The calls usually happen in the evening, right around the time you’re about to treat yourself to a Chipotle bowl for dinner. A mysterious number pops up on your phone. And then you pick up. A perky voice grates through your evening, après office peace: “Hi! This is Samantha! I’m a sophomore with a double major in PR and business marketing at [Insert College You Graduated From]! Let me tell you about how much has changed on campus since you’ve graduated! Didn’t you just LOVE IT here?!?!?!”

“Sorry Sam. I’m not going to waste your time… I have no interest in giving the place that put me $100,000 in debt a cent at this moment. Because I’m BROKE AS HELL.”

The following semester, another student calls back. And then again the next year. Every year, a new name with a new story trying to get you to open your wallet. The college you graduated from will go to no ends to stop trying to suck your hard-earned money back into their institution since you just “LOVED!” those glory days so much.

I’ve been out of college six years. Every time the people at Penn State’s Lion Line Telefund call me, I start to boil with rage. For years, I fielded the calls being totally cool and polite about how I didn’t want to donate. Maybe someday.

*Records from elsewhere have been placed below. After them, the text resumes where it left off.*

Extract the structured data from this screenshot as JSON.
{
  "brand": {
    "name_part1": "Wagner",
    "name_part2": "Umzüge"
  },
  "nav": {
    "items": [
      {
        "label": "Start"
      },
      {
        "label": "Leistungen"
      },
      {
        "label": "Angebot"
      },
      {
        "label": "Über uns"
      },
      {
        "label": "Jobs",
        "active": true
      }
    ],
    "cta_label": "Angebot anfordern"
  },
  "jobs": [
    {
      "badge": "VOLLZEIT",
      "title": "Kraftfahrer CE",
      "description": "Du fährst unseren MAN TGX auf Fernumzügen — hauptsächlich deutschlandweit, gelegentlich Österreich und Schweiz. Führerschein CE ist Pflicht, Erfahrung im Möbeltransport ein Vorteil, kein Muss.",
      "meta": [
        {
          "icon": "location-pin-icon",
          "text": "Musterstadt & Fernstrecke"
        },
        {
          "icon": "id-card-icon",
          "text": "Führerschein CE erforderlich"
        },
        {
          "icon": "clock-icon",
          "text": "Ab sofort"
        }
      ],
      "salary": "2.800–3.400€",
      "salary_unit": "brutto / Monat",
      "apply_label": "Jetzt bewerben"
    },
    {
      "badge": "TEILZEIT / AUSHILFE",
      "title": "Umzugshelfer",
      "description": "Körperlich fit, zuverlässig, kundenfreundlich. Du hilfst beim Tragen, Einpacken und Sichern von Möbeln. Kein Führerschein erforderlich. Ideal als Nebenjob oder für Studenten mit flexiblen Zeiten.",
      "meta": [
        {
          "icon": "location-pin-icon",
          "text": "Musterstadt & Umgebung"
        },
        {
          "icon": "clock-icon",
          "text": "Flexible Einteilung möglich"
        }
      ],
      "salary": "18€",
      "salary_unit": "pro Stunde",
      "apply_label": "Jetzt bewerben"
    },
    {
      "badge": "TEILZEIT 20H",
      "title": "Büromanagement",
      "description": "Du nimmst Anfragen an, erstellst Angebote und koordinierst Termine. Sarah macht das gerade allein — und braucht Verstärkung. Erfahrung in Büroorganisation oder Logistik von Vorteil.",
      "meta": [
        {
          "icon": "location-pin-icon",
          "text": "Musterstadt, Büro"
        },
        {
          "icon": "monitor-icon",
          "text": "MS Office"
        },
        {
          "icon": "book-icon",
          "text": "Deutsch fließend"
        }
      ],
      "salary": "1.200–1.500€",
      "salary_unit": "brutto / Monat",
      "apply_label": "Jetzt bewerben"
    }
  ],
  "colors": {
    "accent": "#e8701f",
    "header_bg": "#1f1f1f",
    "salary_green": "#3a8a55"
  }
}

Then I donated one year, thinking (A. “hey, I really loved that place and what I learned there and (B. it’d buy me some time of them not calling. But mostly A. I’m a sucker for a good sales pitch and I fell hook, line, and sinker after a conversation with someone who talked extensively about wanting to break into online media.

Sadly, it became a mangled mess — Lion Line never sent an official receipt, they completely butchered the spelling of my first AND last name in an e-mail confirmation, and when I tried to ask a simple question to some manager, he was a straight-up jerk. He just wanted his $15-an-hour shift to end so he could scoot to the Saloon for some Monkey Boys. Yet they still call me every couple months like clockwork, asking for me to donate. I know I only donated enough for a couple bricks in a sidewalk, but still — It’s a net aggregate model of collecting donations. Don’t be jerks. And who the hell knows where they money actually went. The whole experience made me feel like I donated to a soul-sucking bank, not someone who is actually grateful.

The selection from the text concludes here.